For Neil MacGregor, who served as one of the three founding directors of Berlin's Humboldt Forum after retiring from the helm of the British Museum in 2015, the reconstructed palace complex represents nothing less than “Europe’s most important museum project”.
Together with the German art historians Hermann Parzinger and Horst Bredekamp, MacGregor took on the Herculean (some might say Kafkaesque) task of establishing a governance structure for the Humboldt Forum and unifying five independent institutions under its umbrella, including Berlin’s Ethnological Museum and Museum of Asian Art. The new complex will include spaces for each museum to exhibit its collections of non-Western cultures, as well as lecture halls, cinemas and restaurants. Throughout the building, visitors will come across references to the history of the site, including remains from the East German Palast der Republik and objects from the imperial collections, such as the packing cases used by Germany’s last Kaiser, Wilhelm II, for his exile to the Netherlands.
As a pilot venue for a policy promoting free entry to federal museums, the Humboldt Forum presents “an amazing opportunity to attract new audiences”, MacGregor says. The aim is to break down boundaries, turning “museums that have been for the preserve of the highly educated into a place where the curious can come”.
This is entirely in keeping with the legacy of the institution’s namesakes, Wilhelm and Alexander von Humboldt, two supreme exponents of the German Enlightenment. For Wilhelm, MacGregor says, “education was part of making the responsible citizen”, which is why he, too, promoted free entry to Berlin’s then-emerging museums. His brother Alexander gave free lectures on the cosmos at the University of Berlin and “everybody in the 1830s was astounded at the diversity of the public that was attracted”.
Today, MacGregor suggests, Berliners do not engage with their collections in the same way that Londoners do. Many museums are surprisingly empty, although “the appetite for serious discussion is enormous”. In his own books, lectures and radio programmes, MacGregor never dumbs down, using straightforward language to discuss complex issues. Asked whether the Humboldt Forum’s curators can still raise big questions today, he says that Berlin’s museums address their audience at an “extraordinarily high” level and that: “There is a public that wants to ask very difficult questions. The challenge is to get a much wider public for serious engagement.”
MacGregor also has a ready answer to the question of whether the Humboldt Forum may embrace politics. “It must not be party political, but it must be political,” he says. “It is about the challenges of living together and about global politics, whether it is about climate change or the politics of migration.” The institution will be able to tackle such topics using artefacts spanning millennia, bringing the long view to current events.
The debate surrounding the Humboldt Forum’s non-Western objects remains to be resolved. Unlike UK museums, which maintain longstanding relationships with collections in Britain’s former imperial territories, Germany’s complete break with its colonies in 1919 meant that provenance “has been debated overwhelmingly amongst German specialists” until recently, MacGregor says. “The role of the Forum will be to internationalise that.”
What about museums’ educational responsibility in a world of “fake news”? It is the Humboldt Forum’s ambition to tell the story of each object from multiple perspectives, MacGregor says. “There are many truths that sit side by side. It is not the same thing as post-truth or alternative truth.” Citing the Nigerian writer Chimamanda Ngozi Adichie’s TED talk The Danger of a Single Story, he says: “The greatest threat to civil society is the attempt to reduce the citizen to a single identity. What I would hope you can take away from the Humboldt Forum is that you can look at the same truth from different positions.”
The idea is embodied in the Humboldt University’s historic archive of sounds and languages, now part of the Humboldt Forum. The collection shows how languages are “not different people saying the same thing”, MacGregor says. They are “actually people thinking [about] the world differently.”

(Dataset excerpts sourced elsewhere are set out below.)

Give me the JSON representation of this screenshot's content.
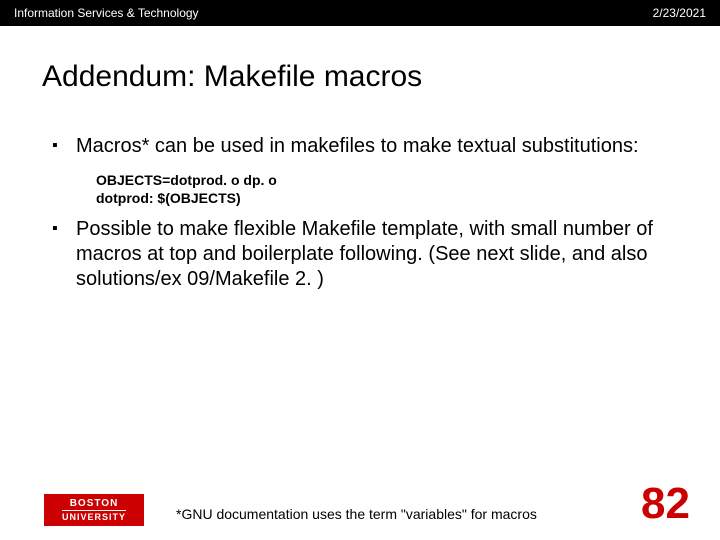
{
  "header": {
    "org": "Information Services & Technology",
    "date": "2/23/2021"
  },
  "title": "Addendum: Makefile macros",
  "bullets": [
    {
      "text": "Macros* can be used in makefiles to make textual substitutions:",
      "code": [
        "OBJECTS=dotprod. o dp. o",
        "dotprod: $(OBJECTS)"
      ]
    },
    {
      "text": "Possible to make flexible Makefile template, with small number of macros at top and boilerplate following. (See next slide, and also solutions/ex 09/Makefile 2. )"
    }
  ],
  "logo": {
    "line1": "BOSTON",
    "line2": "UNIVERSITY"
  },
  "footnote": "*GNU documentation uses the term \"variables\" for macros",
  "page": "82"
}
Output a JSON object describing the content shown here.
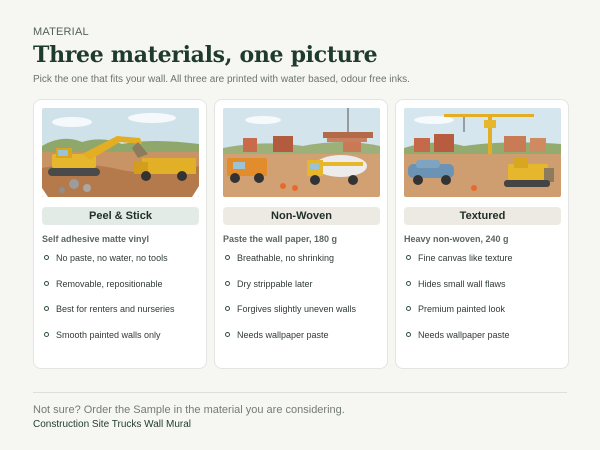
{
  "header": {
    "eyebrow": "MATERIAL",
    "title": "Three materials, one picture",
    "subtitle": "Pick the one that fits your wall. All three are printed with water based, odour free inks."
  },
  "cards": [
    {
      "name": "Peel & Stick",
      "subtitle": "Self adhesive matte vinyl",
      "pill_color": "#e3ebe6",
      "features": [
        "No paste, no water, no tools",
        "Removable, repositionable",
        "Best for renters and nurseries",
        "Smooth painted walls only"
      ]
    },
    {
      "name": "Non-Woven",
      "subtitle": "Paste the wall paper, 180 g",
      "pill_color": "#ede9e3",
      "features": [
        "Breathable, no shrinking",
        "Dry strippable later",
        "Forgives slightly uneven walls",
        "Needs wallpaper paste"
      ]
    },
    {
      "name": "Textured",
      "subtitle": "Heavy non-woven, 240 g",
      "pill_color": "#ede9e3",
      "features": [
        "Fine canvas like texture",
        "Hides small wall flaws",
        "Premium painted look",
        "Needs wallpaper paste"
      ]
    }
  ],
  "footer": {
    "note": "Not sure? Order the Sample in the material you are considering.",
    "product_link": "Construction Site Trucks Wall Mural"
  }
}
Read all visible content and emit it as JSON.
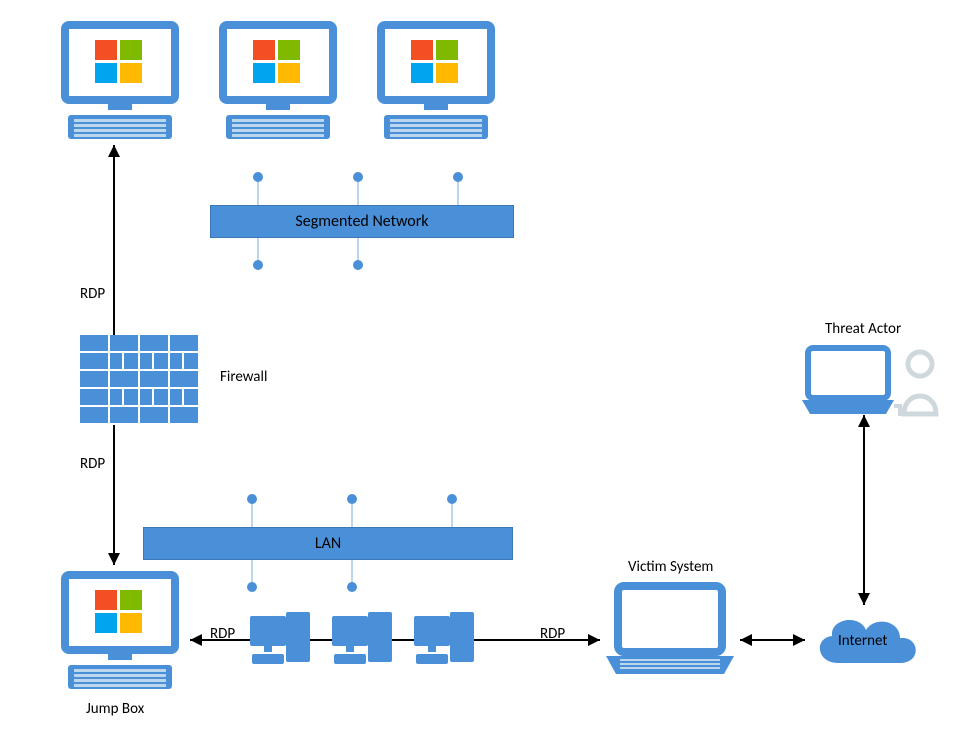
{
  "labels": {
    "segmented_network": "Segmented Network",
    "lan": "LAN",
    "firewall": "Firewall",
    "jump_box": "Jump Box",
    "victim_system": "Victim System",
    "threat_actor": "Threat Actor",
    "internet": "Internet",
    "rdp": "RDP"
  },
  "colors": {
    "primary": "#4a90d9",
    "win_red": "#f25022",
    "win_green": "#7fba00",
    "win_blue": "#00a4ef",
    "win_yellow": "#ffb900"
  }
}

The Berlin palace is likely to be Germany’s last major work of post-war reconstruction. Like its predecessors, the project has faced resistance that goes back to the discussions over the recreation of Goethe’s childhood home in Frankfurt in the late 1940s. Opponents at the time argued that with the war, Germany had also lost any claims it had to the Enlightenment.
Critics of the Berlin palace’s reconstruction may yet find some consolation in the Humboldt Forum’s contemporary outlook and openness to controversial debates, including that which surrounded its own genesis. Exactly how it will present them is yet to be seen but, as MacGregor stresses, “the Humboldt Forum is a process, not an end product.”